Brick is what Belfast does best when it comes to architecture. And terracotta detailing. And a bit of stone. One of the best brick buildings is St Malachy’s Catholic Church on Alfred Street. Designed in 1841 by master of the eclectic Thomas Jackson, this Tudor Revival work underwent a £3.5 million restoration in 2008. It boasts the ultimate wedding cake plasterwork ceiling. You half expect a gargantuan lump of icing to drop on you mid mass. “Oh holy servant of God, you chose to live life as a poor man to show God’s love shining through the poor. You gave away everything to gain the treasure that only comes from God.” That’s the dedication to St Benedict Joseph Labre in the hallway of St Malachy’s.

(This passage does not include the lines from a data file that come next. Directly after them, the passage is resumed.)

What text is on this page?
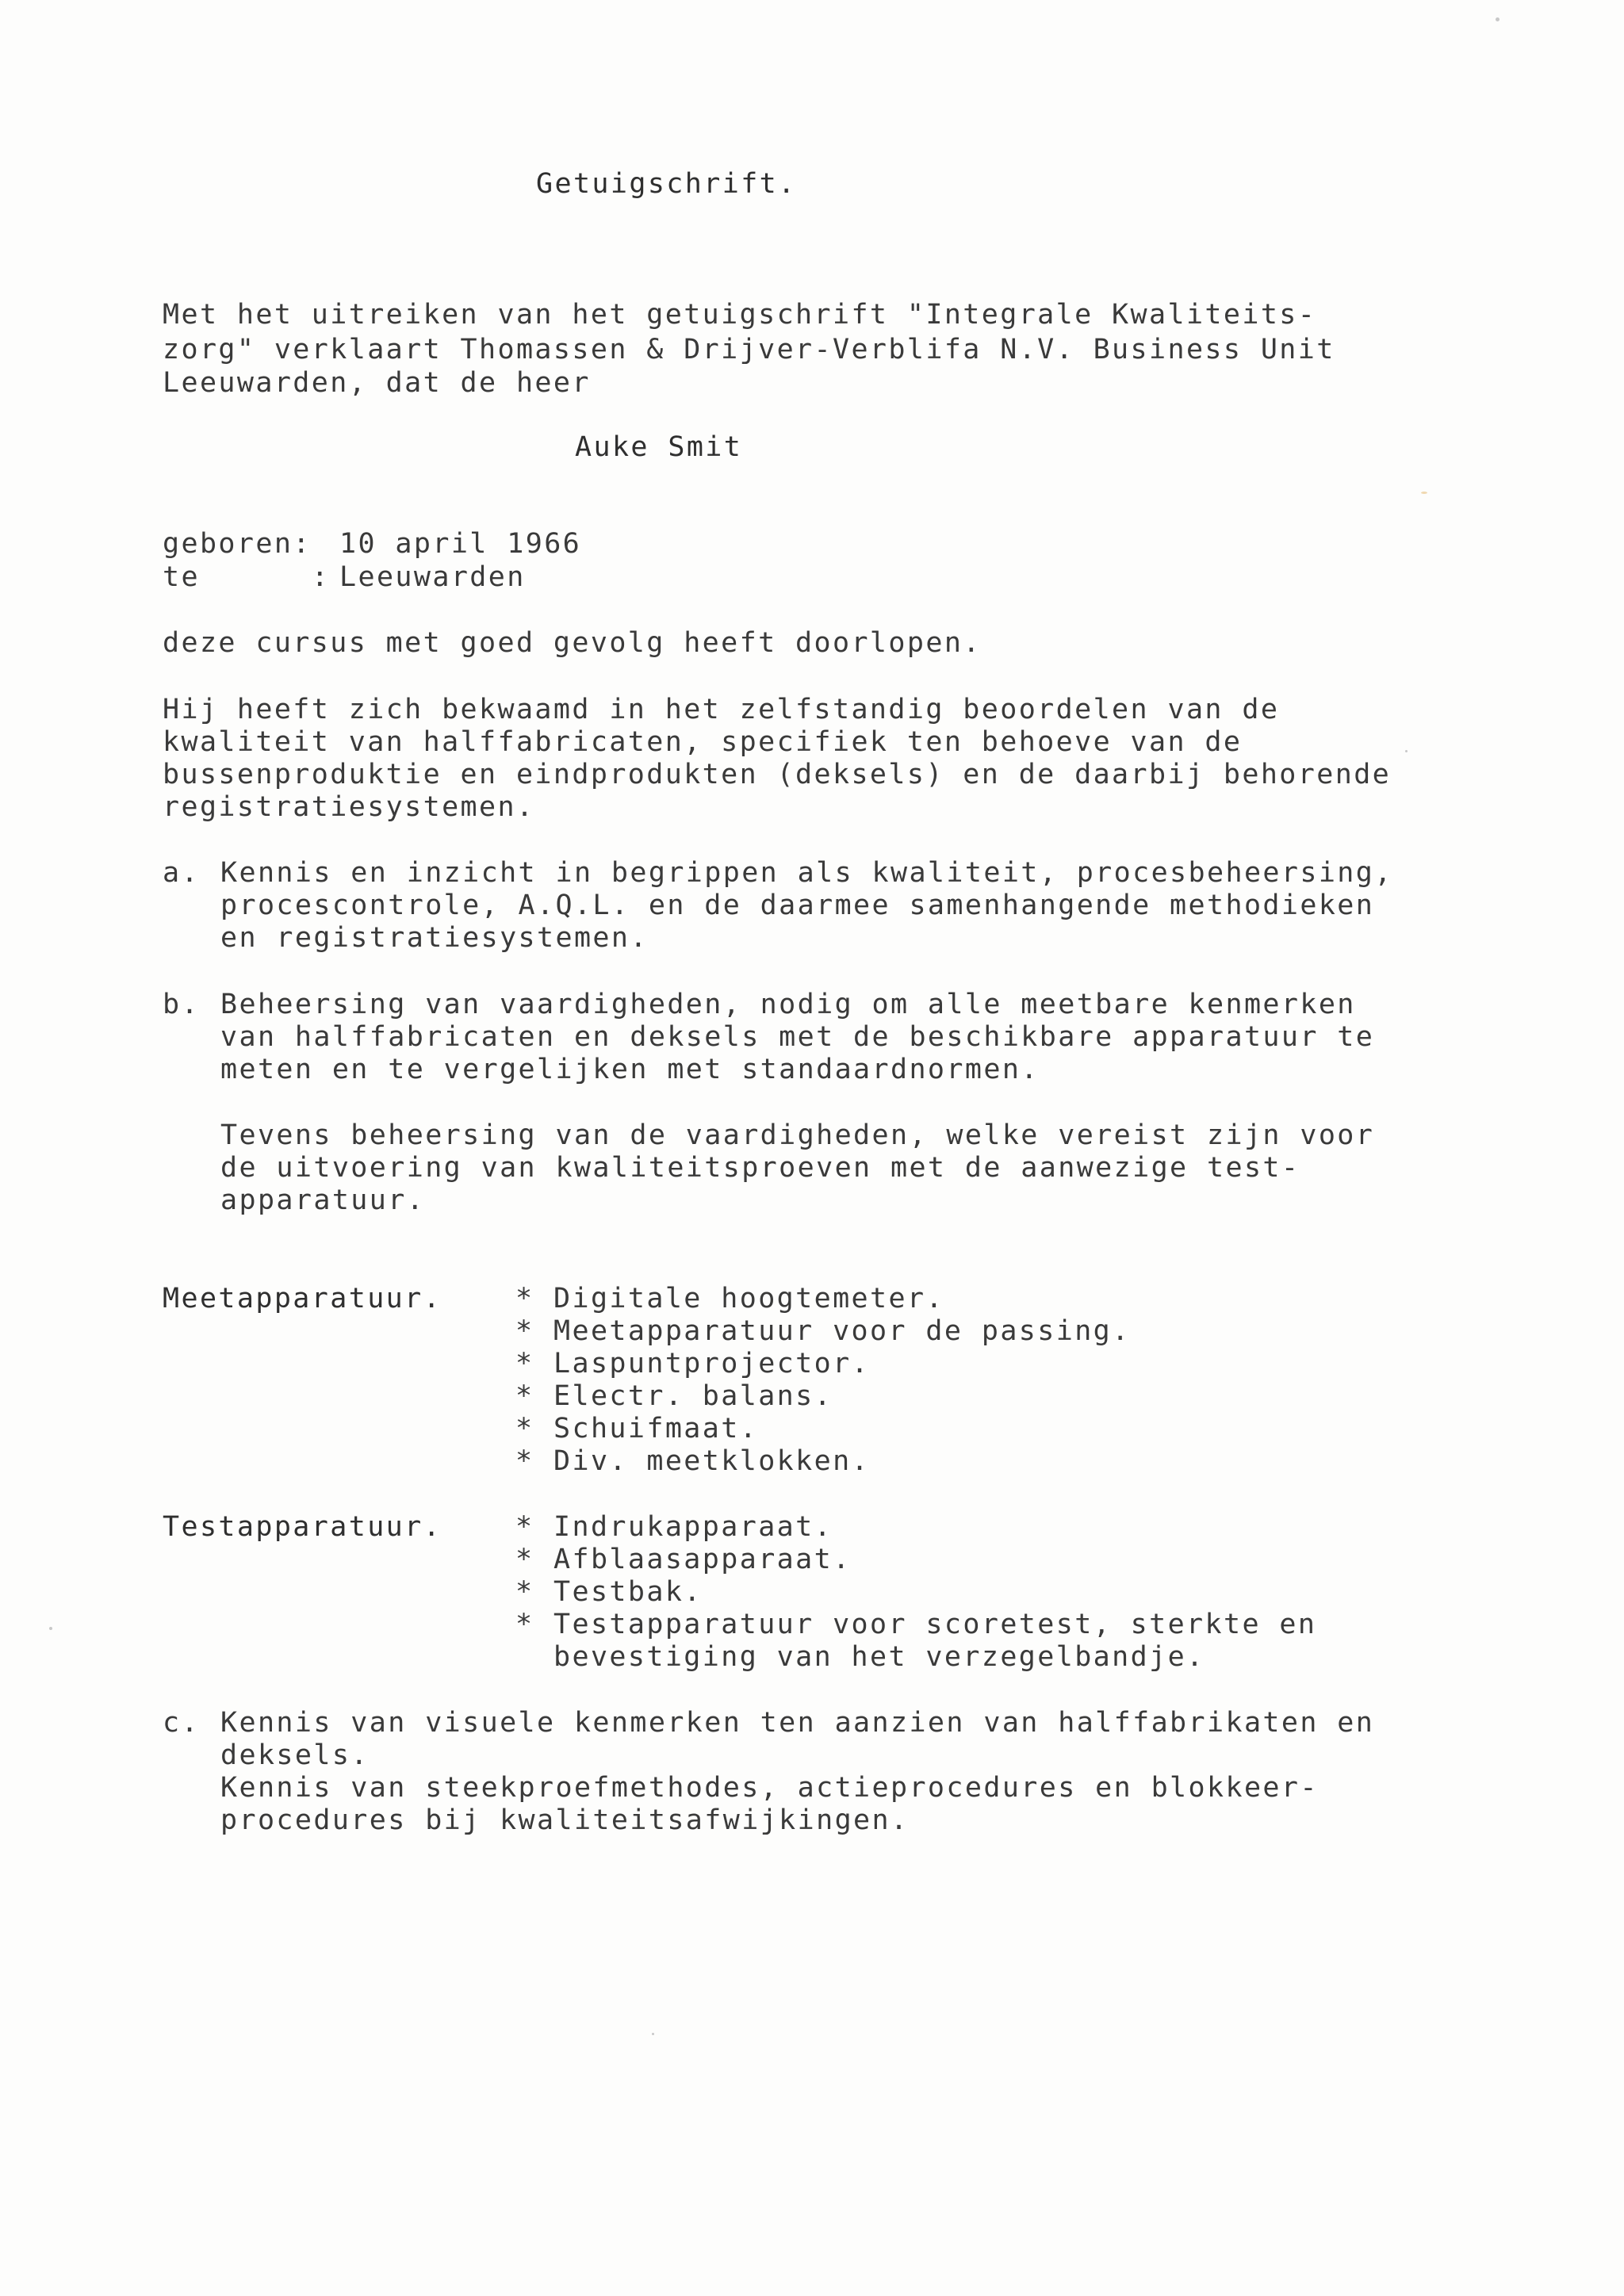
Getuigschrift.
Met het uitreiken van het getuigschrift "Integrale Kwaliteits-
zorg" verklaart Thomassen & Drijver-Verblifa N.V. Business Unit
Leeuwarden, dat de heer
Auke Smit
geboren: 10 april 1966
te      : Leeuwarden
deze cursus met goed gevolg heeft doorlopen.
Hij heeft zich bekwaamd in het zelfstandig beoordelen van de
kwaliteit van halffabricaten, specifiek ten behoeve van de
bussenproduktie en eindprodukten (deksels) en de daarbij behorende
registratiesystemen.
a. Kennis en inzicht in begrippen als kwaliteit, procesbeheersing,
procescontrole, A.Q.L. en de daarmee samenhangende methodieken
en registratiesystemen.
b. Beheersing van vaardigheden, nodig om alle meetbare kenmerken
van halffabricaten en deksels met de beschikbare apparatuur te
meten en te vergelijken met standaardnormen.
Tevens beheersing van de vaardigheden, welke vereist zijn voor
de uitvoering van kwaliteitsproeven met de aanwezige test-
apparatuur.
Meetapparatuur.	* Digitale hoogtemeter.
* Meetapparatuur voor de passing.
* Laspuntprojector.
* Electr. balans.
* Schuifmaat.
* Div. meetklokken.
Testapparatuur.	* Indrukapparaat.
* Afblaasapparaat.
* Testbak.
* Testapparatuur voor scoretest, sterkte en
bevestiging van het verzegelbandje.
c. Kennis van visuele kenmerken ten aanzien van halffabrikaten en
deksels.
Kennis van steekproefmethodes, actieprocedures en blokkeer-
procedures bij kwaliteitsafwijkingen.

Owners Niall and Joanne McKenna have tempted Ryan Stringer, the Executive Chef of Ely Wine Bars in Dublin, back to Belfast to take over the James Street kitchen. Dublin’s loss; Belfast’s gain. “I’m absolutely delighted to be back in Belfast to take on this new role at such an iconic restaurant,” comments the Dungannon born culinary star. “I’ve personally admired James Street for nearly two decades now. It has an outstanding reputation for incredible food… I’m keen to keep doing what James Street does well while introducing some of my own style and experience.” That experience includes stints at Raymond Blanc’s Le Manoir aux Quat’Saisons and Kristian Baumann’s 108 Restaurant. Oxford and Copenhagen’s losses; again Belfast’s gain. A Street named desire. Sometimes, you can repeat the past.